In just one year, from March 2025 to March 2026, Mexican exports claiming USMCA preference nearly doubled, soaring from 44.8 percent to 88.7 percent, according to Phenomenal World. Mexican exports claiming USMCA preference nearly doubling, soaring from 44.8 percent to 88.7 percent, shows businesses have adapted quickly, making significant investments based on the agreement's stability. Yet, the impending 2026 review introduces political uncertainty that could unravel these economic gains, forcing companies to re-evaluate cross-border manufacturing strategies.
The first formal joint review of the US-Mexico-Canada Agreement (USMCA) begins on July 1st, according to Pharmaceutical Commerce, with the full review scheduled for 2026, as reported by The North State Journal. Final resolutions could extend into 2027, according to MichAuto. Companies and governments should brace for a potentially protracted and politically charged process, risking disruption to established trade flows and supply chains.
How Integrated Are North American Supply Chains?
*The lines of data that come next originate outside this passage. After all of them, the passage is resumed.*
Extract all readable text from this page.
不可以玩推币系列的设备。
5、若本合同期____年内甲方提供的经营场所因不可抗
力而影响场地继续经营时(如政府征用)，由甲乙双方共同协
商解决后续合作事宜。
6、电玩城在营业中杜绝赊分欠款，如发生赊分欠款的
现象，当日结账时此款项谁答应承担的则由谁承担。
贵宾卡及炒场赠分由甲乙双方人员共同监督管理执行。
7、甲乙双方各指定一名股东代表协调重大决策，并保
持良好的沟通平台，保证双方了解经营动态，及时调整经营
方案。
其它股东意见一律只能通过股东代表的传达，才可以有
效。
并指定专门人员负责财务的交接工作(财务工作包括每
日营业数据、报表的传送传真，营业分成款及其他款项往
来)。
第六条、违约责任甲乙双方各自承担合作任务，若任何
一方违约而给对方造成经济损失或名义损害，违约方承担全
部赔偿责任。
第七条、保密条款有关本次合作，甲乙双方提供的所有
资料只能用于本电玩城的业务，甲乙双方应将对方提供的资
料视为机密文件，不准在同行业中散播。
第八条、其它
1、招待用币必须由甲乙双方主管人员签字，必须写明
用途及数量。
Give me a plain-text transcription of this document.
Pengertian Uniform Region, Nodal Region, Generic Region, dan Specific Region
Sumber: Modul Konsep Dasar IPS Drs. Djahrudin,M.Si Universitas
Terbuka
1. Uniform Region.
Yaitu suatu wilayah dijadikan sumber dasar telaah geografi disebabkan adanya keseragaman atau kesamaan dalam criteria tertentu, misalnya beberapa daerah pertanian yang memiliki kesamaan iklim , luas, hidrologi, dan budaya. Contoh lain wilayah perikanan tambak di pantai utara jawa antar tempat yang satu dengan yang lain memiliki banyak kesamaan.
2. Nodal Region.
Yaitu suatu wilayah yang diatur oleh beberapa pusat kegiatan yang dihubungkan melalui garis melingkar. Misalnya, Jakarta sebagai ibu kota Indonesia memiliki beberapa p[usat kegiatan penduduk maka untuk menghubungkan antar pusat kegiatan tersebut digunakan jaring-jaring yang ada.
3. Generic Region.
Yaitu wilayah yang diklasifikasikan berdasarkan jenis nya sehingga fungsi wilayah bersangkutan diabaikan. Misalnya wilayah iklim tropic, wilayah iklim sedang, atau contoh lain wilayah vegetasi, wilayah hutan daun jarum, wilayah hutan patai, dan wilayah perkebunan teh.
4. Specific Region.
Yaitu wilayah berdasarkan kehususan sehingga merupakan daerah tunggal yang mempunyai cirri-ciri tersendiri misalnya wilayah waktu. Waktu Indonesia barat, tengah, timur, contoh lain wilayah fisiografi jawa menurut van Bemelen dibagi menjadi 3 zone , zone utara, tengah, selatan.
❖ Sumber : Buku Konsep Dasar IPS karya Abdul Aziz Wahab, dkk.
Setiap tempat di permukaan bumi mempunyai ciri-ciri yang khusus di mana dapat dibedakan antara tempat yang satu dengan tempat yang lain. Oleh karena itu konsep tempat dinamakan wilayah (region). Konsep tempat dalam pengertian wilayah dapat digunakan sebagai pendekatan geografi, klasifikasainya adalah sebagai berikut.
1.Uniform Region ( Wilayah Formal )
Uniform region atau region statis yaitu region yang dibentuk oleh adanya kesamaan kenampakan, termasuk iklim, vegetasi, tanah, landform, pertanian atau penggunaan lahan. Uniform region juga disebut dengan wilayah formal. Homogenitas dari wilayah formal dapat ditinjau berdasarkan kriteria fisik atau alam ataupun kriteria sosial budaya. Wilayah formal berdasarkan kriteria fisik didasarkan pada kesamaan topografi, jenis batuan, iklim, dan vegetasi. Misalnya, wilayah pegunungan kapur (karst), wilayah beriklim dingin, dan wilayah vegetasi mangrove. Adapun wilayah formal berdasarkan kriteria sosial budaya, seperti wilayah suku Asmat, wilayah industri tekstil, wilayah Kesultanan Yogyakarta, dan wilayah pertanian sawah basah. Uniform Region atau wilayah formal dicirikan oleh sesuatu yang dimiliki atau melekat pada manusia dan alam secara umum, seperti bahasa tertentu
Mexico exported $1.16 billion in liquid pumps and $3.13 billion in industrial valves in 2024, with 94 percent destined for the U.S. or Canada, according to Phenomenal World. Meanwhile, North Carolina imported roughly $17 billion from Mexico and over $8 billion from Canada in 2024, as reported by The North State Journal. Mexico's $1.16 billion in liquid pump exports and $3.13 billion in industrial valve exports, along with North Carolina's $17 billion in imports from Mexico and $8 billion from Canada, confirm deep integration of industrial components and regional economies within USMCA. North Carolina's $25 billion in imports from its USMCA partners shows how state economies are tied to the agreement, making the review a direct threat to local stability, not just abstract policy. High reliance on USMCA preferences for critical components means even a threat of disruption creates immediate strategic planning headaches for manufacturers.
Why Does the USMCA Review Create Uncertainty?
Companies bet heavily on USMCA's stability, making them vulnerable to political posturing during the 2026 review. Businesses made significant, long-term investments based on continued stability and rapid supply chain integration. MichAuto projects final decisions could stretch into 2027, forcing businesses to factor in prolonged policy uncertainty. This extended timeline could delay critical investment decisions or compel manufacturers to reroute supply chains even before official changes, incurring costs without clear policy outcomes. The threat of disruption alone forces companies to consider alternative sourcing or production locations, testing the economic benefits of integration against political machinations.
When is the Next USMCA Review?
The USMCA is scheduled for review in 2026, as reported by The North State Journal. Yet, the first formal joint review begins on July 1st, according to Pharmaceutical Commerce. The discrepancy between the 2026 scheduled review and the July 1st formal joint review creates confusion for businesses tracking the process, adding another layer of uncertainty. Businesses need clarity to plan effectively for potential policy shifts.
While designed to assess effectiveness and address updates, the current political climate means this procedural review could become a platform for broader trade policy debates. The potential for this procedural review to become a platform for broader trade policy debates elevates risk for companies relying on stable cross-border operations.
What Happens if the USMCA Review is Protracted?
Businesses must prepare for prolonged policy uncertainty stretching into 2027, developing contingency plans for various review outcomes. Companies reliant on stable cross-border supply chains face the highest risk of disruption. This uncertainty could delay critical investment decisions or force manufacturers to reroute supply chains, incurring costs and reducing efficiency.
Consumers might also see impacts if trade disruptions lead to higher costs or reduced availability of goods. Industries leveraging USMCA preferences for efficiency could see those gains eroded. Proactive risk management and scenario planning are essential. By Q3 2026, companies like Ford Motor Company, with extensive cross-border supply chains, will likely need firm contingency plans as the review process intensifies, mitigating potential disruptions to vehicle component sourcing.
What is the USMCA Review Process?
The USMCA includes a "sunset clause" requiring a joint review every six years, with the first formal review beginning on July 1st. This process evaluates the agreement's effectiveness and identifies areas for potential updates. While designed to be routine, the 2026 review is expected to involve intense political scrutiny across all three member nations.
What are the Key Issues in the USMCA Review?
Key issues in the USMCA review will likely include areas that were contentious during the original negotiations, such as dairy quotas, auto rules of origin, and labor provisions. Digital trade and environmental standards may also gain prominence. Each member country will likely push for concessions benefiting its domestic industries.
What Happens if the USMCA is Not Reviewed?
The USMCA contains a "sunset clause" specifying that the agreement expires after 16 years unless reviewed and extended by all three parties. Failure to conduct a successful review and extension could lead to the agreement's termination. This would revert trade relations to World Trade Organization rules, significantly impacting integrated supply chains and increasing tariffs.